今昔物語絵本です。「今は昔…」で始まる数々の物語は、軽快ではあるけれど何となく抹香臭い記憶がありました。
この絵本の原型になっている権大納言も、大食らいで臆病で強欲とタイプはそのままなのでしょうが、多分説話風に書かれていたはず。
それが、ほりかわりまこさんの軽快な文章とほんわりした絵で、とてもマイルドポップなテイストにアレンジされました。
登場人物の権大納言、陰陽師と子どもにはなじみのない役どころについても説明が加えられ、違和感なく古典の世界に入っていけます。
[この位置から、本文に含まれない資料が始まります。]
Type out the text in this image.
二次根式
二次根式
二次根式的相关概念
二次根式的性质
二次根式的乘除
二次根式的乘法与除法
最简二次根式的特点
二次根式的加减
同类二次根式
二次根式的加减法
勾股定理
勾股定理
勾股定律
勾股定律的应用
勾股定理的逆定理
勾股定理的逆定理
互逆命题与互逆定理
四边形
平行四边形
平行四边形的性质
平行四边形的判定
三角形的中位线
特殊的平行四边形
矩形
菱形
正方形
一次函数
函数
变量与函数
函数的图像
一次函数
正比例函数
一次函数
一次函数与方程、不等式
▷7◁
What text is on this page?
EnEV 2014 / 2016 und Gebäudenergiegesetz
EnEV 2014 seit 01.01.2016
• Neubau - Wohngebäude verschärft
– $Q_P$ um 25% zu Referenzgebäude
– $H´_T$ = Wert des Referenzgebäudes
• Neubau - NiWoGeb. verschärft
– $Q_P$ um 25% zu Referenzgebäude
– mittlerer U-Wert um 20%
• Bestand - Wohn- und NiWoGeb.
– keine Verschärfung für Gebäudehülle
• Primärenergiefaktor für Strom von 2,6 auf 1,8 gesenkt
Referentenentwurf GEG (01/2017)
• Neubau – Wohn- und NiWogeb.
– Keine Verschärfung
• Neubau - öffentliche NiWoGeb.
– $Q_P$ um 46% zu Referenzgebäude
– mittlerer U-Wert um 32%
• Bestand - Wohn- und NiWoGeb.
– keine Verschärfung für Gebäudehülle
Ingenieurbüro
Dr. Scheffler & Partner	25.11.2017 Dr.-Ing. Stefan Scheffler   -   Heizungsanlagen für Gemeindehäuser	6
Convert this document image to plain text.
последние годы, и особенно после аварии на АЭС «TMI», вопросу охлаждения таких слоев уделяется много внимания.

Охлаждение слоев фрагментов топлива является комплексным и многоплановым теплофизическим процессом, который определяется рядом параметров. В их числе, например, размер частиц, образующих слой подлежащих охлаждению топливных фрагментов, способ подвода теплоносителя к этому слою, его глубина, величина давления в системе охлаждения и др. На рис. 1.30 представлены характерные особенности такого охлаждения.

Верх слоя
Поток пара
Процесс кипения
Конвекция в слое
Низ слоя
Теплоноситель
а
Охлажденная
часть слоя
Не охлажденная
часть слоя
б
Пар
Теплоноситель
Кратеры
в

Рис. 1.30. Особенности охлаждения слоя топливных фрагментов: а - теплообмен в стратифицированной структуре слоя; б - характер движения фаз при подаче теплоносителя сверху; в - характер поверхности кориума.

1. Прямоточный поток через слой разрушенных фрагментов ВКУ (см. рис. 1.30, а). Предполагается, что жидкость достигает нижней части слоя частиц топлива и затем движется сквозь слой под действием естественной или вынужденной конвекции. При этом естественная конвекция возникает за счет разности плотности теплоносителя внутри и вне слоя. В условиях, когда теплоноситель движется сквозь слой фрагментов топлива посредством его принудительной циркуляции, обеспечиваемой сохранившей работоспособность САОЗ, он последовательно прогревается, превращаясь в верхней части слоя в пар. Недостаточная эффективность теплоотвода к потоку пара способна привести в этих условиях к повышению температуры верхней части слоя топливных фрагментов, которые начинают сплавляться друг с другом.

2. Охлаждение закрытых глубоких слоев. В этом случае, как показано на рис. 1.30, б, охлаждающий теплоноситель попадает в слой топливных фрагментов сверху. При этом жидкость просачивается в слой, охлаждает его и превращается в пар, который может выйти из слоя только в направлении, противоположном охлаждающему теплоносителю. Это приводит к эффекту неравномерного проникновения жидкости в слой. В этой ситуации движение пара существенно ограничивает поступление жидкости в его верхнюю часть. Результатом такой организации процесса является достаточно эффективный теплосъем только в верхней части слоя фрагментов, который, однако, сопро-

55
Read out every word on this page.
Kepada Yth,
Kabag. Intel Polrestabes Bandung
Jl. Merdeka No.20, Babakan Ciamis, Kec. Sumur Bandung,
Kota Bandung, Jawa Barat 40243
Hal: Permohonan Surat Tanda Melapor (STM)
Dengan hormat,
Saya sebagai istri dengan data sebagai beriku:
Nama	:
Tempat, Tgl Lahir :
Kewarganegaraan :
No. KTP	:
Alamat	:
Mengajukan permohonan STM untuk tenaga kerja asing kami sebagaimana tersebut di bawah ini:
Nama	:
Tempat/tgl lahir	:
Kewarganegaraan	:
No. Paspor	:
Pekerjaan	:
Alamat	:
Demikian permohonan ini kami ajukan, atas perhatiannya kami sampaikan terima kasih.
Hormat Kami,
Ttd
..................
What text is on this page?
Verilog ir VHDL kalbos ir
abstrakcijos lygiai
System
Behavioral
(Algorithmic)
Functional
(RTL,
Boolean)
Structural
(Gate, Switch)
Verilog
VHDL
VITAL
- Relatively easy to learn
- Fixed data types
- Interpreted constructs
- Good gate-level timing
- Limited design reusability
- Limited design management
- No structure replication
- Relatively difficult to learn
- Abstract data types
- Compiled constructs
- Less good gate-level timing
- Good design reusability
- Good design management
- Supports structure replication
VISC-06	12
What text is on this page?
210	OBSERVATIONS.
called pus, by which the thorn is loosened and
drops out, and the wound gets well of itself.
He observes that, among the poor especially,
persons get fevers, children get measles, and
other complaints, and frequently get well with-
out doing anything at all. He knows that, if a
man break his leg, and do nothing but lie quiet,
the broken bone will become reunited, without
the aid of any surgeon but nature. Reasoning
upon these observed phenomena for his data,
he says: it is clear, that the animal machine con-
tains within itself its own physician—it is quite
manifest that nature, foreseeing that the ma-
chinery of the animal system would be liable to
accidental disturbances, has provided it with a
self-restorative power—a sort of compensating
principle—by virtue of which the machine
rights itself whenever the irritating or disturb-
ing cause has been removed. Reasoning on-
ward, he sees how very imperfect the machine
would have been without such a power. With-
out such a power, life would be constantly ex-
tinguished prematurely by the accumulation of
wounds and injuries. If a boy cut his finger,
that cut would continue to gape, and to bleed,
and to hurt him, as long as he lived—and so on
ただ、展開はかなりぶつ切り。権大納言の性格の三点セットがつながっていないのです。この本は創作ではないので致し方ないことかと了解。
辛口で述べるよりも、子どもたちが楽しんでくれれば立派に絵本の大役を果たしたことになるのです。
欲深な権大納言は、転んでもただでは起きない性格で、谷底に落ちてもひらたけをしこたま採ってきます。それを毒キノコと取り替えてしまうあさはかさ、多分原文はこう言っているのですが、この絵本ではオチがありまません。
それが、また楽しい大納言のキャラクターでしょうか。子どもにはこちらの方が楽しい。
ひとつだけ。毒キノコを食べた陰陽師はどうして踊らなかったのでしょうか?
この問いにはちょっと困った次第です。